Hikoi Day Two: Waitomo Museum

 


The Waitomo Caves Museum & Discovery Centre 

 was a pleasant surprise with a treasure trove of photos, books, and archived records. The museum naturally has a lot of resources related to the caves with scientific and historic material as well as quite a collection of material related to early settler families.  Bridget is the museum director and since covid has significantly reduce tourist numbers the staff at the museum/education centre/ information centre have been reduced significantly and there is little time or resource for her to put into the collections.  Bridget seemed pleased to have a visitor interested in the archive and an excuse to “do some museum stuff” – her two associates at the centre had a good grasp on the archive and were able to give me some good leads for my research.

Waitomo is an interesting case study in early settlement because of the caves and the hotel.  Tours of the caves were offered informally by local Māori through the mid 19th century long before the Caves were “nationalised” in 1904 and commercial tours were offered.  The opening up of the Caves for tourism coincided with and was dependent on the opening of the King Country and the completion of the main trunk railway line.  Tourists could catch the train from Auckland or Wellington to Hangatiki and then be taken by coach the final 10ks on a ‘good road’.
Photos at the museum indicate racial and gender division of labour at the hotel.  While there was a sizable local population of Maniapoto, young white females were imported to work in the hotel.  Anecdotally it seems that a number of these young women married local Māori men, this being a relatively uncommon phenomena as up until then a vast majority of interrace marriages were between white men and Māori women.

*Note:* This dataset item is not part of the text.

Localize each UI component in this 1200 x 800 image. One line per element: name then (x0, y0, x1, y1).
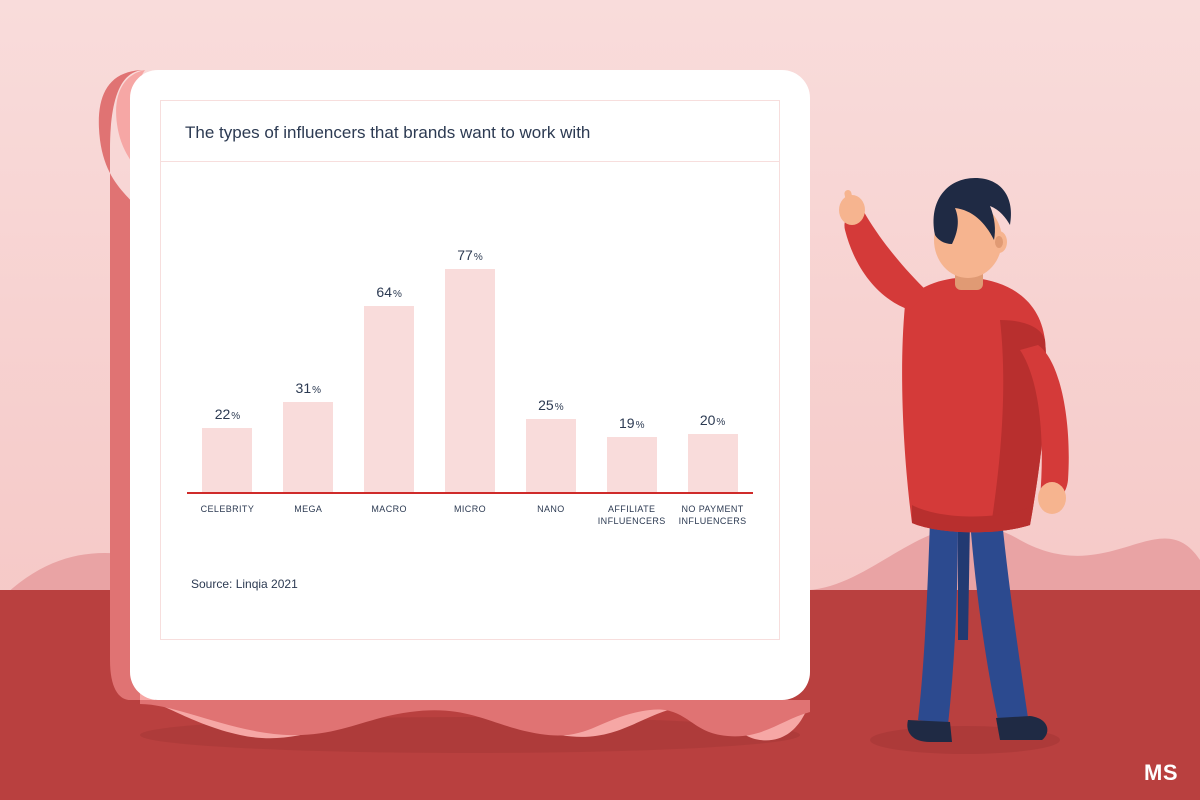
infographic-stage: The types of influencers that brands wan… (0, 0, 1200, 800)
presenter-person (0, 0, 1200, 800)
watermark-logo: MS (1144, 760, 1178, 786)
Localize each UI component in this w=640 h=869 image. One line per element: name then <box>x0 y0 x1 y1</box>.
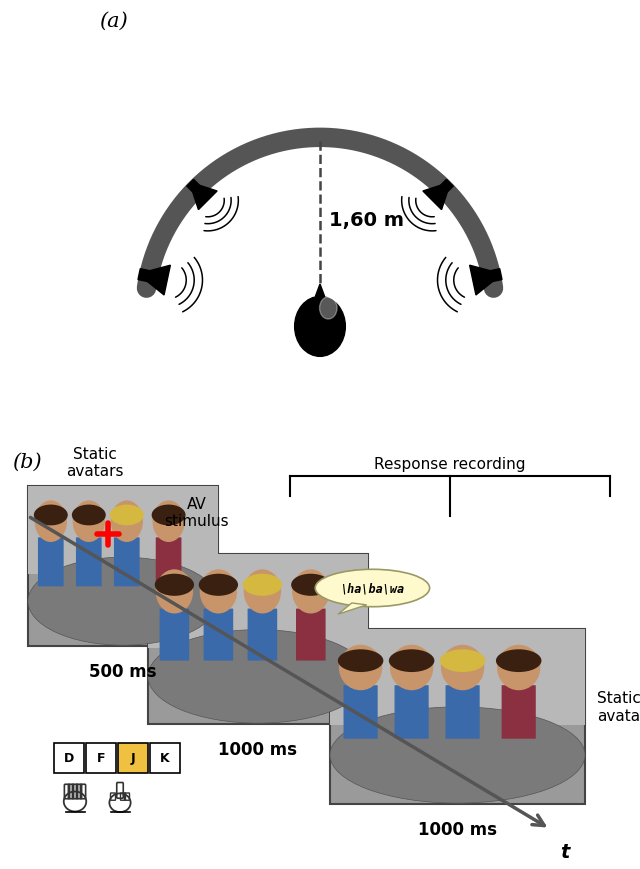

A personal delight was to discover a local history of the settlement of Mairoa (30ks Southwest of Waitomo). This is where my great grandparents broke in a bush farm in the early 1900s.  The book included a copy of the first few pages of the Mairoa School role where my great uncle and aunties, Kate, Mary Ellen and Joseph Main were enrolled in 1906.  I remember Uncle Joe visiting my Nana in Morrinsville in the 1970s.  He was a real gentleman farmer (retired)  Mary Ellen wrote a family memoir including accounts of the time at Mairoa which has inspired my hikoi and research.  Aunty Kate had a horse related accident while at Mairoa and was commonly referred to as 'Poor Old Aunty Kate' as a result of the injuries she suffered and their consequences for the rest of her life.  Uncle Joe helped my GGF build the family whare at Mairoa as a 7 year old.  He along with other siblings was badly burned by an accident involving gunpowder used to clear stumps from the land.
if you get the chance do visit the Waitomo Museum well worth the stop.